Due to the limited size of the dataset, we apply the typical data augmentation operations that are widely applied in the computer vision community. We use imgaug to do the following 6 operations on the images:
We choose these 6 operations by purpose because they can keep the original size and relative positions of the pixels. Furthermore, there is no need for cropping the images since we only rotated the image 270° or 90° which is randomly chosen either one for the final data augmentation operations. And one example of data augmentation is shown in Figure 1. There are 3605 training images with data augmentation and 33 testing images without data augmentation which means in total we have 3638 images.
In our project, we mainly use 3 object detection models, Faster R-CNN, SSD and YOLO. We will discuss each model below. So far, after the data augmentation, we have 3605 images for training which needs more time to finish. We will evaluate the model performance after trainings are finished.

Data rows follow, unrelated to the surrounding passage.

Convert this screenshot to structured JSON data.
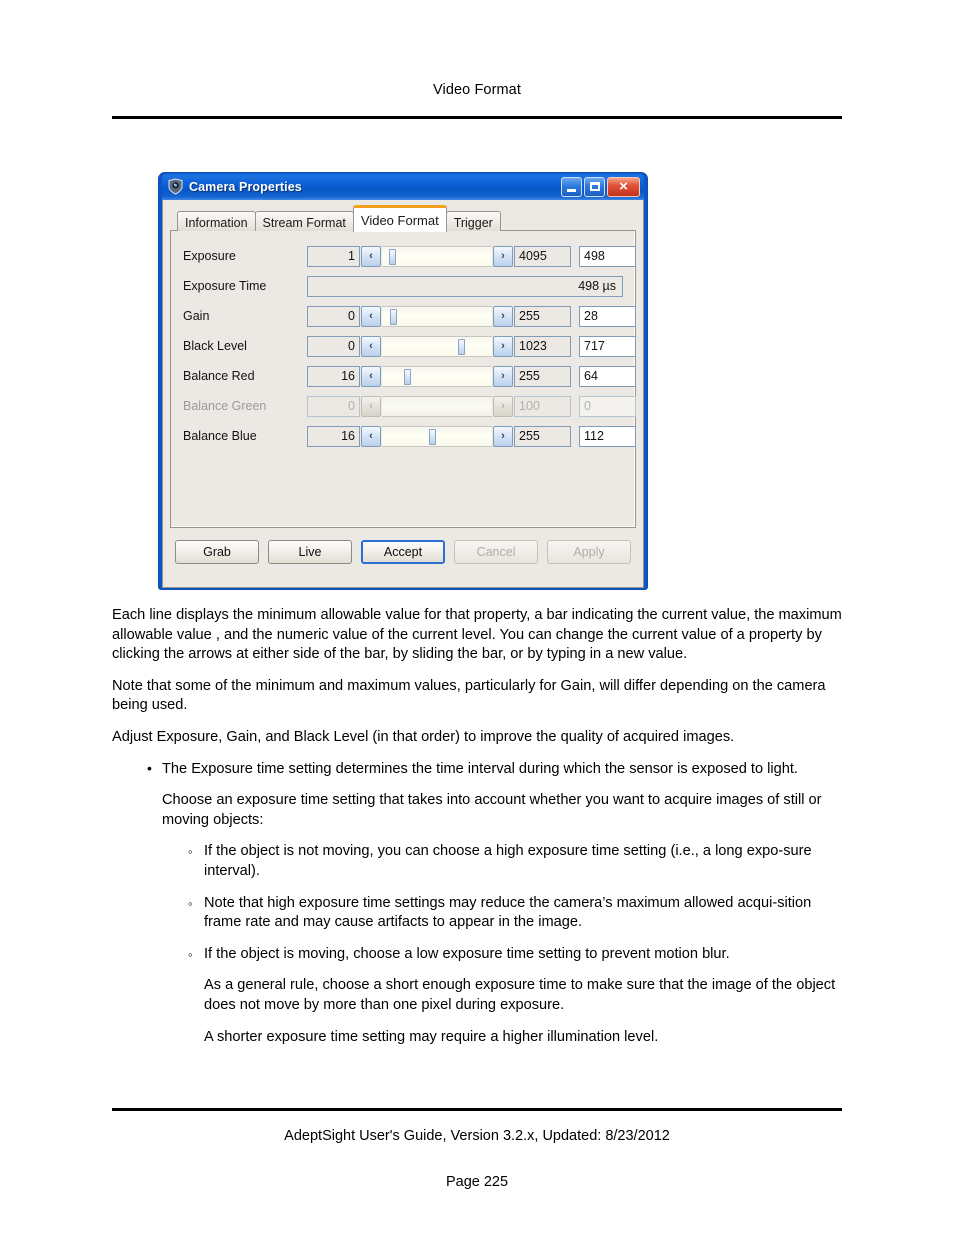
{
  "page": {
    "header_title": "Video Format",
    "footer_guide": "AdeptSight User's Guide,  Version 3.2.x, Updated: 8/23/2012",
    "footer_page": "Page 225"
  },
  "dialog": {
    "title": "Camera Properties",
    "icon": "camera-icon",
    "window_buttons": {
      "minimize": "minimize-icon",
      "maximize": "maximize-icon",
      "close": "×"
    },
    "tabs": [
      {
        "label": "Information",
        "active": false
      },
      {
        "label": "Stream Format",
        "active": false
      },
      {
        "label": "Video Format",
        "active": true
      },
      {
        "label": "Trigger",
        "active": false
      }
    ],
    "accent_color": "#f2a01e",
    "titlebar_color": "#0a55c8",
    "properties": [
      {
        "label": "Exposure",
        "min": "1",
        "max": "4095",
        "value": "498",
        "thumb_pct": 6,
        "enabled": true,
        "type": "slider"
      },
      {
        "label": "Exposure Time",
        "readonly_value": "498 µs",
        "enabled": true,
        "type": "readonly"
      },
      {
        "label": "Gain",
        "min": "0",
        "max": "255",
        "value": "28",
        "thumb_pct": 7,
        "enabled": true,
        "type": "slider"
      },
      {
        "label": "Black Level",
        "min": "0",
        "max": "1023",
        "value": "717",
        "thumb_pct": 69,
        "enabled": true,
        "type": "slider"
      },
      {
        "label": "Balance Red",
        "min": "16",
        "max": "255",
        "value": "64",
        "thumb_pct": 20,
        "enabled": true,
        "type": "slider"
      },
      {
        "label": "Balance Green",
        "min": "0",
        "max": "100",
        "value": "0",
        "thumb_pct": 0,
        "enabled": false,
        "type": "slider"
      },
      {
        "label": "Balance Blue",
        "min": "16",
        "max": "255",
        "value": "112",
        "thumb_pct": 43,
        "enabled": true,
        "type": "slider"
      }
    ],
    "buttons": [
      {
        "label": "Grab",
        "state": "normal"
      },
      {
        "label": "Live",
        "state": "normal"
      },
      {
        "label": "Accept",
        "state": "default"
      },
      {
        "label": "Cancel",
        "state": "disabled"
      },
      {
        "label": "Apply",
        "state": "disabled"
      }
    ],
    "arrows": {
      "left": "‹",
      "right": "›"
    }
  },
  "content": {
    "p1": "Each line displays the minimum allowable value for that property, a bar indicating the current value, the maximum allowable value , and the numeric value of the current level. You can change the current value of a property by clicking the arrows at either side of the bar, by sliding the bar, or by typing in a new value.",
    "p2": "Note that some of the minimum and maximum values, particularly for Gain, will differ depending on the camera being used.",
    "p3": "Adjust Exposure, Gain, and Black Level (in that order) to improve the quality of acquired images.",
    "b1": "The Exposure time setting determines the time interval during which the sensor is exposed to light.",
    "b1_follow": "Choose an exposure time setting that takes into account whether you want to acquire images of still or moving objects:",
    "s1": "If the object is not moving, you can choose a high exposure time setting (i.e., a long expo-sure interval).",
    "s2": "Note that high exposure time settings may reduce the camera’s maximum allowed acqui-sition frame rate and may cause artifacts to appear in the image.",
    "s3": "If the object is moving, choose a low exposure time setting to prevent motion blur.",
    "s3_follow1": "As a general rule, choose a short enough exposure time to make sure that the image of the object does not move by more than one pixel during exposure.",
    "s3_follow2": "A shorter exposure time setting may require a higher illumination level."
  }
}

Single Shot Detection(SSD) is a lightweight and fast model for object detection. It utilizes feature pyramid formed by CNN’s down-sampling of feature map to do object detections at different scales. Five modules are used to generate feature maps for placing anchor boxes, predicting their categories and fine-tuning offsets of these anchor boxes. Following figure shows the basic structure of the SSD.
The first module is the base network module which has the same height and width with input image; the second to fourth modules are downsample blocks which half height and width of input images of each module, this is for multiscale detection; the fifth module is a global maximum pooling layer that reduces the height and width to 1. To generate anchor boxes for each pixel position, we use 5 scales and 3 ratios(ratio of height and width). Instead of using all the permutations of scales and ratios values, we use 5+3-1 =7 anchor boxes to reduce training time.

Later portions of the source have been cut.